Structured Antibacterial Coatings
Polymer particles dispersed in water, also known as latex, are the main component of many products of industrial relevance such as paints, coatings, inks or adhesives. When one of these products is applied on a surface, the first stage of latex film formation is the drying of water and particle packing. Achieving control over this process and being able to structure the film “on demand” is paramount to tailor its final properties.
When drying waterborne blends of large and small particles, an osmotic pressure develops that drives the large particles away from the descending film surface. This results in a stratified coating, with a layer of small particles on top and another of large particles below. Thus, the coating can be designed so that its surface properties (e.g. tack, wetting, gloss) differ from the bulk properties.

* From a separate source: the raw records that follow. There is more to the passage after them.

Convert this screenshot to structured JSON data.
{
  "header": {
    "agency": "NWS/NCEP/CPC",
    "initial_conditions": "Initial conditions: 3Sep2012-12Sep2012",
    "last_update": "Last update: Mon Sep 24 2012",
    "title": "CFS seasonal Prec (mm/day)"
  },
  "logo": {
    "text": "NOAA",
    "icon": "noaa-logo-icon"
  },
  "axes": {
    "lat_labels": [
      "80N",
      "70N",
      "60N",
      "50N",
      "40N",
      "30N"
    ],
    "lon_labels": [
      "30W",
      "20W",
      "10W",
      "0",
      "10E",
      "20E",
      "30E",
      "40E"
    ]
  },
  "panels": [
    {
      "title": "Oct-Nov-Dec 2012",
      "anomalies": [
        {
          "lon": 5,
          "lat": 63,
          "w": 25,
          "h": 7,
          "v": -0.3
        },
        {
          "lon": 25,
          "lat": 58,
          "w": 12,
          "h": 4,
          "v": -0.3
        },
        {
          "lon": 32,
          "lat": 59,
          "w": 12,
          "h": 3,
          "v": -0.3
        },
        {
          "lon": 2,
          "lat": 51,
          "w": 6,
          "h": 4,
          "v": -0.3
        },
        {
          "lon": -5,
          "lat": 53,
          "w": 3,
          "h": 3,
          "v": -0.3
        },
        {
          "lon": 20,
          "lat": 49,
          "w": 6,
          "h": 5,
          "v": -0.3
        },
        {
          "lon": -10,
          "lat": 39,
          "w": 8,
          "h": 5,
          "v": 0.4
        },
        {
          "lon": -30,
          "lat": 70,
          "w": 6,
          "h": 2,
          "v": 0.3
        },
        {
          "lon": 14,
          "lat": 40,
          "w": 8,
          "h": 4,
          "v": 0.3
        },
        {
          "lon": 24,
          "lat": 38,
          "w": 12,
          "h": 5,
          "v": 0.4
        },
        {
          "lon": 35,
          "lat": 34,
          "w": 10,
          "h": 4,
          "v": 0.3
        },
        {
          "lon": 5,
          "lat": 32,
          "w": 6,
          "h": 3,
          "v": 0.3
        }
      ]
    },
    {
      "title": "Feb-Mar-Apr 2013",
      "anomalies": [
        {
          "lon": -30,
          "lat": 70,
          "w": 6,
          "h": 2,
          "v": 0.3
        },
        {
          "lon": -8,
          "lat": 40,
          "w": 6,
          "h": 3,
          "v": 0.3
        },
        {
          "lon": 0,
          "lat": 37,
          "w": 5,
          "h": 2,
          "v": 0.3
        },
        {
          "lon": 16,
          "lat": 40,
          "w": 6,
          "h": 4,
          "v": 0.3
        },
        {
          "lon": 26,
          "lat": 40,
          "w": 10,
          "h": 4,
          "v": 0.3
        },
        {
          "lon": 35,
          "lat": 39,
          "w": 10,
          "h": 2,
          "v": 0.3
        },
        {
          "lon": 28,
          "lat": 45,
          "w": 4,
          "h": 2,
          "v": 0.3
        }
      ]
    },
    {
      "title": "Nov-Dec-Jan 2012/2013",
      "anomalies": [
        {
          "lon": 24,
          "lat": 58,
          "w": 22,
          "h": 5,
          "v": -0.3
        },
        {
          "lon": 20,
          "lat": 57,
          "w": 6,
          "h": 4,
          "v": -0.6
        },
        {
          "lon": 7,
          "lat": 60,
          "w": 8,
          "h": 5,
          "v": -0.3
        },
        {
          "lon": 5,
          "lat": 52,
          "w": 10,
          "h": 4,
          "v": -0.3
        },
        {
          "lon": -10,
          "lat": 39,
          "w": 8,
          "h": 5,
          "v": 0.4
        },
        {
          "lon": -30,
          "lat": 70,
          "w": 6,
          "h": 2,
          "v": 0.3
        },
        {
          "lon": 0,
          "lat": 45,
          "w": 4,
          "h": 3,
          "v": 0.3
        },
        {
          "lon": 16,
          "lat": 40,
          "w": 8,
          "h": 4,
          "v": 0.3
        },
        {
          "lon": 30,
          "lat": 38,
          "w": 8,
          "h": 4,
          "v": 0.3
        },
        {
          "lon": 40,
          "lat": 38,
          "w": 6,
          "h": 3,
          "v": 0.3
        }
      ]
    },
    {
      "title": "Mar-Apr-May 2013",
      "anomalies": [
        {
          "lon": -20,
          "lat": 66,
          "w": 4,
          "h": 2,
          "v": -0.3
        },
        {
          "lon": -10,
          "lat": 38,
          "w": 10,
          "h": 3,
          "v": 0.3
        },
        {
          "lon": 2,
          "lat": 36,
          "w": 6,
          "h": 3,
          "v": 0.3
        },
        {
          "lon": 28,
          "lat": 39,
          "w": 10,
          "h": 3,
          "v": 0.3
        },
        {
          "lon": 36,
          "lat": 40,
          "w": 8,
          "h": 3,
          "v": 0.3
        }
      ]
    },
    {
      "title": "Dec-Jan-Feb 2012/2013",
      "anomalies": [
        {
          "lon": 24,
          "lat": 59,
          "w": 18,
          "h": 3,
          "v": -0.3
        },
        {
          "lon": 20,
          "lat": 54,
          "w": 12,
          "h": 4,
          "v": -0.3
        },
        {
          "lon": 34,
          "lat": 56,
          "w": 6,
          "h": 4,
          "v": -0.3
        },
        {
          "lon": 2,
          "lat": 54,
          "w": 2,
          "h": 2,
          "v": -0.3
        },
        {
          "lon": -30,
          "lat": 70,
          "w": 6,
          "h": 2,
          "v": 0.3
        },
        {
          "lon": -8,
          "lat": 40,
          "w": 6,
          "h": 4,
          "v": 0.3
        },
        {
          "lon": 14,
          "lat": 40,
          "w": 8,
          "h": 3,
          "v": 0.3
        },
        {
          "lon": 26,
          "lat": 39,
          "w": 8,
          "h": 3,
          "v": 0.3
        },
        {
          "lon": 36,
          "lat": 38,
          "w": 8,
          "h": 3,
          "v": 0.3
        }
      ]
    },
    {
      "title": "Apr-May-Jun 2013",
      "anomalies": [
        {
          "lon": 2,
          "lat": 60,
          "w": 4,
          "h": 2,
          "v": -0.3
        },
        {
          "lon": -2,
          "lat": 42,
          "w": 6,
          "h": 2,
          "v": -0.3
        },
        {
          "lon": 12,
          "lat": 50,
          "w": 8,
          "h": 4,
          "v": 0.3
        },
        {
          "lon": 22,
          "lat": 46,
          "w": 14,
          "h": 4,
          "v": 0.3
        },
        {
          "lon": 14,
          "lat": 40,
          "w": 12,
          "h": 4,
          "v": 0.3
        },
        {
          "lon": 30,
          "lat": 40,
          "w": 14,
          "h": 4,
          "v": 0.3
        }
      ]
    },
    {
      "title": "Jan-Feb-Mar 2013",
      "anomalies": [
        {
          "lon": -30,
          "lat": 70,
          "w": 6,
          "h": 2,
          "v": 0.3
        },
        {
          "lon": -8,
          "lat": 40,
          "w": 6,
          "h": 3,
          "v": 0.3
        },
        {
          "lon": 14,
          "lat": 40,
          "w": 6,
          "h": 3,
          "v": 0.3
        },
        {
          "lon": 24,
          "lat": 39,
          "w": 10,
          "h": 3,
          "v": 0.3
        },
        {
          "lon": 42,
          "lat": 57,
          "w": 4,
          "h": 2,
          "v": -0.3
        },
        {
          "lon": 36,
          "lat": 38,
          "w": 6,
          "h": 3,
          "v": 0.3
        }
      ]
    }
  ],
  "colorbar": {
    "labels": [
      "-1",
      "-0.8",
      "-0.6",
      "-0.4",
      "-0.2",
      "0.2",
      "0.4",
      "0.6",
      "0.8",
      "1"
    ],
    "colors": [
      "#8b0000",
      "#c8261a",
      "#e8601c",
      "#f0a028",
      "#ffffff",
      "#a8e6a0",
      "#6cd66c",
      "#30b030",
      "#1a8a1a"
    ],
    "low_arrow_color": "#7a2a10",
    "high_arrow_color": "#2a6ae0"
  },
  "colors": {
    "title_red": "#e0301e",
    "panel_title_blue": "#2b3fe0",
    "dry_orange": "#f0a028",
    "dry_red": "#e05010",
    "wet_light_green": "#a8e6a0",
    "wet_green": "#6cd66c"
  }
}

It is a simple, single-step, and environmentally friendly process which does not require any demanding conditions. We are currently exploiting this effect to impart antibacterial functionality to the top surface of coatings. This is being carried out by using two different approaches, based on the addition of either nanosized bactericidal agents to kill bacteria or antifouling particles to prevent bacterial adhesion. This work is a continuation of the research carried out at the University of Surrey in the context of an EC FP7 project (http://www.bbc.co.uk/news/science-environment-35871261).
The technology has attracted the interest of several of the most relevant companies in the paints and coatings sector (e.g. AkzoNobel, Sherwin-Williams) and we are working with them to develop new products and applications.